BERLIN (Reuters) - Volkswagen VOWG_p.DE will launch a new software operating system this year that it hopes will make accidents involving its cars a thing of the past by 2050, the company said on Thursday.
Next generation cars will be equipped with software, sensors and processors that enable vehicles to anticipate and avoid accidents, and to keep learning new reflexes, the German car brand’s strategy chief Michael Jost said in Berlin.
“We want to have no more accidents by 2050,” he said.
The new software-based vehicle operating system, which is being launched with Volkswagen’s new ID:3 electric car, will be continually updated as software algorithms improve, Jost said.
“How quickly can data and algorithms improve? Our customers should benefit from deep learning every week, and every day. We are moving from being a device company to being a software company,” he said.
First generation cars, which are due to go on sale in Europe in the summer, are still being tweaked, said Thomas Ulbrich, the VW brand’s board member responsible for electromobility.

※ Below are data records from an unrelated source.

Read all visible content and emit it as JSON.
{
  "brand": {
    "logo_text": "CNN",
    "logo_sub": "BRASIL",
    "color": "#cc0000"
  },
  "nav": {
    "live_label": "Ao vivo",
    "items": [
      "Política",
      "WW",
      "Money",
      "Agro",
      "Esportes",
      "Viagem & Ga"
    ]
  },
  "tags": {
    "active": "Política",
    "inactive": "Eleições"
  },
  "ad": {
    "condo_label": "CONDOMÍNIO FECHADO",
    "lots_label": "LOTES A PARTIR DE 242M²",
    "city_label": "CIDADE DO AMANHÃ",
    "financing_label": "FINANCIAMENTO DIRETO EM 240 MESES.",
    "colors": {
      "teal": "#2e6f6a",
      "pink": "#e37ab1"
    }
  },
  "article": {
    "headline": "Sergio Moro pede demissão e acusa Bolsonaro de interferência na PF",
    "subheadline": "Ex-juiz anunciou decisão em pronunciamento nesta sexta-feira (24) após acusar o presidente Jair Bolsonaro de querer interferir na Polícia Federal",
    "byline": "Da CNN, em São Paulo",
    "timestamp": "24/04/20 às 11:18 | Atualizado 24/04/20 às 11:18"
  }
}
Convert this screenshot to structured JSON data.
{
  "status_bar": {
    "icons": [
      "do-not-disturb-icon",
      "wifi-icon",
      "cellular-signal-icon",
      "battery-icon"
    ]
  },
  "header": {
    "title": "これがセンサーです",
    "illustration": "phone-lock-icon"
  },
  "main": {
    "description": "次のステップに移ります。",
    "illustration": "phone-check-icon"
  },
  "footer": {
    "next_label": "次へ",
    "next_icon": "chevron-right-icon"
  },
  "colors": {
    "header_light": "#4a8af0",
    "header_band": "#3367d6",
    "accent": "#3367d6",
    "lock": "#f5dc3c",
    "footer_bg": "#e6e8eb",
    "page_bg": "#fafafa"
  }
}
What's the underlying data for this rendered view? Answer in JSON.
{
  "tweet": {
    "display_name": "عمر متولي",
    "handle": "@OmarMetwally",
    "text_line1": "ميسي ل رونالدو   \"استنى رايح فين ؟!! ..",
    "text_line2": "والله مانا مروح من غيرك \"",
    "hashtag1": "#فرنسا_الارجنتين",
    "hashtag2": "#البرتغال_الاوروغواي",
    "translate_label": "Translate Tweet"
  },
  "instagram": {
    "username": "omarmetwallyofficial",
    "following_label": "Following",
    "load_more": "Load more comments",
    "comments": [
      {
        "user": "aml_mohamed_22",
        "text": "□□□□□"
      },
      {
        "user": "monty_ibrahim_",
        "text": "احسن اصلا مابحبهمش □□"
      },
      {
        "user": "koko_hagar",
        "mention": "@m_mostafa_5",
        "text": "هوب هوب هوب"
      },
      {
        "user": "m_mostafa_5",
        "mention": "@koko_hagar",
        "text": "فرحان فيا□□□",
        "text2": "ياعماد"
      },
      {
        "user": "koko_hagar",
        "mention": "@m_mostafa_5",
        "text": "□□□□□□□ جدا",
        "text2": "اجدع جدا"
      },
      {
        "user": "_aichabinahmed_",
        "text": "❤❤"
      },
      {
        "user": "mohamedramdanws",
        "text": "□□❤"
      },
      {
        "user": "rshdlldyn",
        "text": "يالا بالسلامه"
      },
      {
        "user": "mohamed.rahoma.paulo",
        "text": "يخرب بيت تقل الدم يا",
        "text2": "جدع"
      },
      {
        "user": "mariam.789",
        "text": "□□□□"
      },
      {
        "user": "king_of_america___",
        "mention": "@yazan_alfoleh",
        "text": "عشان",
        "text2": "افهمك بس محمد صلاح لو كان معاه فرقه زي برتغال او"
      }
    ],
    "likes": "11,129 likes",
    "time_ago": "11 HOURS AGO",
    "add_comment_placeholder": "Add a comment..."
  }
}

“We are not yet at 100%,” Ulbrich said about the status of the ID:3’s software development. “It is normal that there are still technical tasks to be done shortly before market launch.”
The ID:3 will cost from 24,000 euros ($27,000), once green car tax breaks and incentives are included, when it goes on sale in Germany this summer.
That will put it on a par with VW’s combustion-engined vehicles, and forms part of a big expansion by the company in electric cars.
The VW brand expects to build 1.5 million electric cars by 2025. Volkswagen Group, whose brands also include Porsche, Audi, Skoda, Bentley and Bugatti, will launch 75 electric cars by 2029 and be capable of building 26 million vehicles.